Palm Sunday, when we welcome Jesus into Jerusalem with great pomp
  And then almost before we know it,
    We are completely caught up with the crowd
      Yelling for Barabbas to be released
    And for Jesus’ blood to be spilled:
      Longing for a scapegoat upon which to heap all our sins.
There is a strong sense, in that service,
  That we are somehow to blame –
    We who were not alive then.
Perhaps we like to think we might’ve done better,
  Warned him off or at least been more loyal than Jesus’ scattered disciples and deniers.
The arc of history and everything we know about mob psychology suggest
  That we need to remain humble.

Soon enough all the smells of Holy Week will be upon us:
  The palms, the oil, the candles, the wine, the bread, the water, the incense and the lilies.
Soon.
But not quite yet.

For now we are in the house with Lazarus,
  Seated between a man who died and a man who will die,
  With the bouquet of the perfume of life heavy in our noses.

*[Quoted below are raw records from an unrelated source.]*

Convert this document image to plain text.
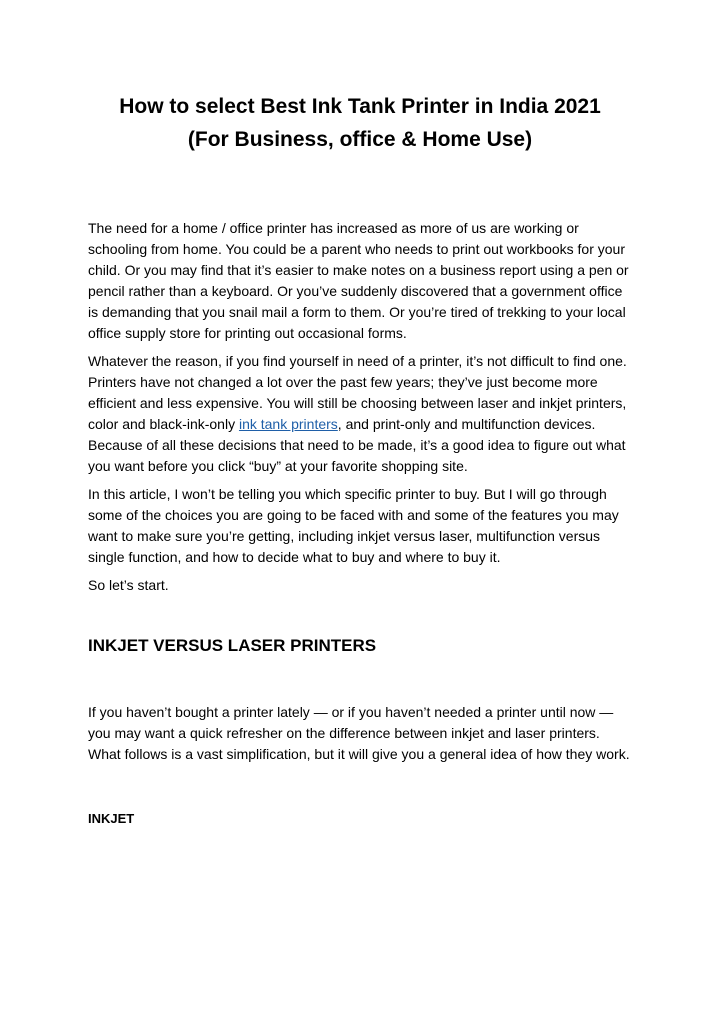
How to select Best Ink Tank Printer in India 2021
(For Business, office & Home Use)

The need for a home / office printer has increased as more of us are working or schooling from home. You could be a parent who needs to print out workbooks for your child. Or you may find that it’s easier to make notes on a business report using a pen or pencil rather than a keyboard. Or you’ve suddenly discovered that a government office is demanding that you snail mail a form to them. Or you’re tired of trekking to your local office supply store for printing out occasional forms.

Whatever the reason, if you find yourself in need of a printer, it’s not difficult to find one. Printers have not changed a lot over the past few years; they’ve just become more efficient and less expensive. You will still be choosing between laser and inkjet printers, color and black-ink-only ink tank printers, and print-only and multifunction devices. Because of all these decisions that need to be made, it’s a good idea to figure out what you want before you click “buy” at your favorite shopping site.

In this article, I won’t be telling you which specific printer to buy. But I will go through some of the choices you are going to be faced with and some of the features you may want to make sure you’re getting, including inkjet versus laser, multifunction versus single function, and how to decide what to buy and where to buy it.

So let’s start.

INKJET VERSUS LASER PRINTERS

If you haven’t bought a printer lately — or if you haven’t needed a printer until now — you may want a quick refresher on the difference between inkjet and laser printers. What follows is a vast simplification, but it will give you a general idea of how they work.

INKJET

We are about to walk a perilous journey.
As we walk it, then,
  Let us remember, as Paul reminds us in Romans, that nothing in all of creation –
    Hardship, distress, persecution, famine, nakedness, peril, sword …
    Neither death, nor life, nor angels, nor rulers …
      Things present, things to come, powers or height or depth …
    Not even the ugly specter of our own grisly desire for a scapegoat …
  That there is nothing that will be able to separate us
    From the love of God in Christ Jesus our Lord.